2. Pemisahan Antara Isi dengan Keberlakuan Hukum
Walaupun sering disederhanakan menjadi pemisahan hukum dengan moral, istilah yang sebenarnya lebih tepat untuk digunakan adalah pemisahan antara isi dengan keberlakuan hukum, karena kita bisa saja mengganti istilah moral dengan agama, adat istiadat, dan sebagainya. Ini merupakan prinsip utama dari Separability Thesis.

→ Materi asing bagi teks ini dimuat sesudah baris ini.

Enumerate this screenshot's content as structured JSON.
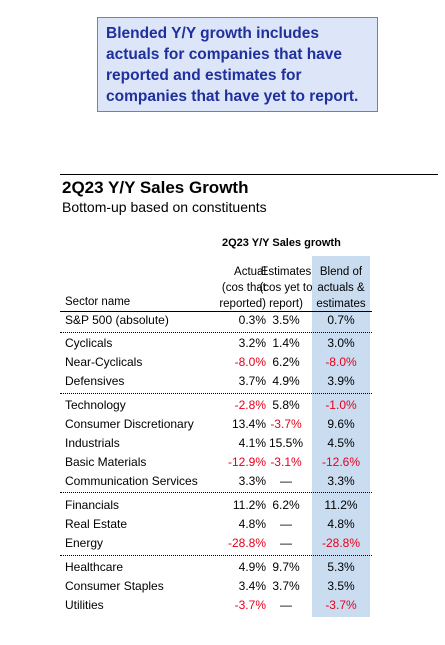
{
  "callout": {
    "text": "Blended Y/Y growth includes actuals for companies that have reported and estimates for companies that have yet to report."
  },
  "title": "2Q23 Y/Y Sales Growth",
  "subtitle": "Bottom-up based on constituents",
  "table": {
    "title": "2Q23 Y/Y Sales growth",
    "headers": {
      "sector": "Sector name",
      "actual": [
        "Actual",
        "(cos that",
        "reported)"
      ],
      "estimates": [
        "Estimates",
        "(cos yet to",
        "report)"
      ],
      "blend": [
        "Blend of",
        "actuals &",
        "estimates"
      ]
    },
    "rows": [
      {
        "sector": "S&P 500 (absolute)",
        "actual": "0.3%",
        "estimates": "3.5%",
        "blend": "0.7%"
      },
      {
        "sector": "Cyclicals",
        "actual": "3.2%",
        "estimates": "1.4%",
        "blend": "3.0%"
      },
      {
        "sector": "Near-Cyclicals",
        "actual": "-8.0%",
        "estimates": "6.2%",
        "blend": "-8.0%"
      },
      {
        "sector": "Defensives",
        "actual": "3.7%",
        "estimates": "4.9%",
        "blend": "3.9%"
      },
      {
        "sector": "Technology",
        "actual": "-2.8%",
        "estimates": "5.8%",
        "blend": "-1.0%"
      },
      {
        "sector": "Consumer Discretionary",
        "actual": "13.4%",
        "estimates": "-3.7%",
        "blend": "9.6%"
      },
      {
        "sector": "Industrials",
        "actual": "4.1%",
        "estimates": "15.5%",
        "blend": "4.5%"
      },
      {
        "sector": "Basic Materials",
        "actual": "-12.9%",
        "estimates": "-3.1%",
        "blend": "-12.6%"
      },
      {
        "sector": "Communication Services",
        "actual": "3.3%",
        "estimates": "—",
        "blend": "3.3%"
      },
      {
        "sector": "Financials",
        "actual": "11.2%",
        "estimates": "6.2%",
        "blend": "11.2%"
      },
      {
        "sector": "Real Estate",
        "actual": "4.8%",
        "estimates": "—",
        "blend": "4.8%"
      },
      {
        "sector": "Energy",
        "actual": "-28.8%",
        "estimates": "—",
        "blend": "-28.8%"
      },
      {
        "sector": "Healthcare",
        "actual": "4.9%",
        "estimates": "9.7%",
        "blend": "5.3%"
      },
      {
        "sector": "Consumer Staples",
        "actual": "3.4%",
        "estimates": "3.7%",
        "blend": "3.5%"
      },
      {
        "sector": "Utilities",
        "actual": "-3.7%",
        "estimates": "—",
        "blend": "-3.7%"
      }
    ]
  },
  "colors": {
    "negative": "#e8001c",
    "callout_text": "#1f2f9c",
    "callout_bg": "#dce6f8",
    "blend_bg": "#c9dcf0"
  }
}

Aliran Positivisme Hukum terbagi 2 dalam menyikapi pemisahan di atas. Positivisme Hukum Inklusif berpendapat bahwa hukum di suatu wilayah dapat saja memuat kriteria keabsahan yang memasukkan isi dari hukum tersebut sebagai kriteria validitas dari hukum yang bersangkutan (Gardner, 2001,. 201). H.L.A Hart sendiri nampaknya menerima konsep ini dalam catatan tambahan atas bukunya yang dipublikasikan setelah ia wafat (Zipursky, 2005,. 220).
Logika dari aliran ini adalah karena hukum sebagai fakta sosial dapat menciptakan aturan sendiri mengenai kapan suatu aturan dapat dianggap sah sebagai hukum, tentunya dimungkinkan juga adanya masyarakat yang memegang aturan bahwa keabsahan suatu hukum akan bergantung pada isinya (Kramer, 2003,. 53).
Sementara Positivisme Hukum Eksklusif berpendapat bahwa kriteria keabsahan terkait isi ini tidak serta merta menyebabkan suatu hukum menjadi sah atau tidak sah karena isinya, melainkan hanya memberikan diskresi kepada otoritas penegak hukum untuk menentukan lebih lanjut apakah hukum tersebut sah atau tidak (Gardner, 2001,. 201). Dengan kata lain, dalam pandangan mereka, Source Thesis tetap berlaku secara penuh karena mengembalikan keabsahan hukum semata-mata kepada sumbernya.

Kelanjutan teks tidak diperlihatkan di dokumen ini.